Many people pay heavily to use gym equipment and have a safe indoor space, while providing a similar space outside is promoted as something that should be free. We therefore devalue the significant effort and cost associate with making that space available. We promote the concept that being outside is a free good for all, when it is really an amazing privilege. When we communicate the perspective that it’s free, we devalue the cost and effort required to look after that space. Especially if it is free of invasive vegetation, has fire breaks to protect infrastructure and includes awesome trails. We are promoting the perspective that we should not have to pay anything (or very little) to run, hike, bike, swim or walk our dogs in the outdoors. But at the same time, we expect a safe, litter free environment that has loads and loads of awesomely groomed trails to explore 24-7.

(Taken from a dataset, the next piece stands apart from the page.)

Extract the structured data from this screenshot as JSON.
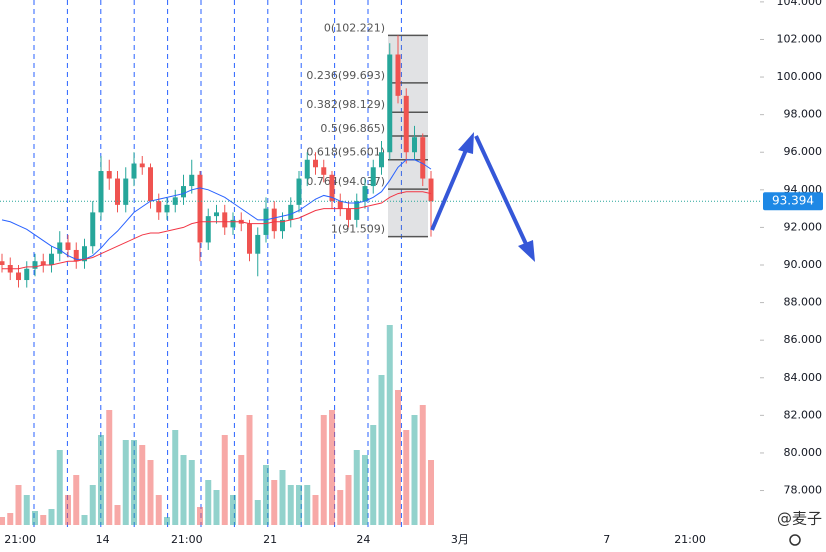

And what about public spaces? surely #outsideisfree applies to municipal land, neighborhood streets, parks, and nature reserves? These are public lands, roads or spaces that all can use freely? But these are also not free and we are all picking up that bill. We should enjoy them, promote them, and exercise in them but when we #outsideisfree we undermine the massive effort to make that space available to all. They are paid for by municipal, provincial or national taxes which are, in part, paid for by all of us. Increasingly, and this is not just in South Africa, there are less and less resources available to look after these spaces and so we need to value every cent that is allocated to them. To keep them as spaces where we can safely play outdoors, more and more communities are needing to come together to raise the required funds. Think about what is required to look after your local park. Someone must look after the lawn, maintain the paths, pick up litter and, importantly, allocate security to keep it safe. As a South African female who loves the outdoors, this is an immense and rare privilege. I’m not saying that municipalities should not allocate funds to these services, they should, but I think it’s really important to understand that these funds are going to your park, possibly, at the cost of something else. There may also be a government official who is fighting (maybe a losing battle) to protect that budget for your space so let’s acknowledge that and #valuetheoutdoors because it’s most definitely not free.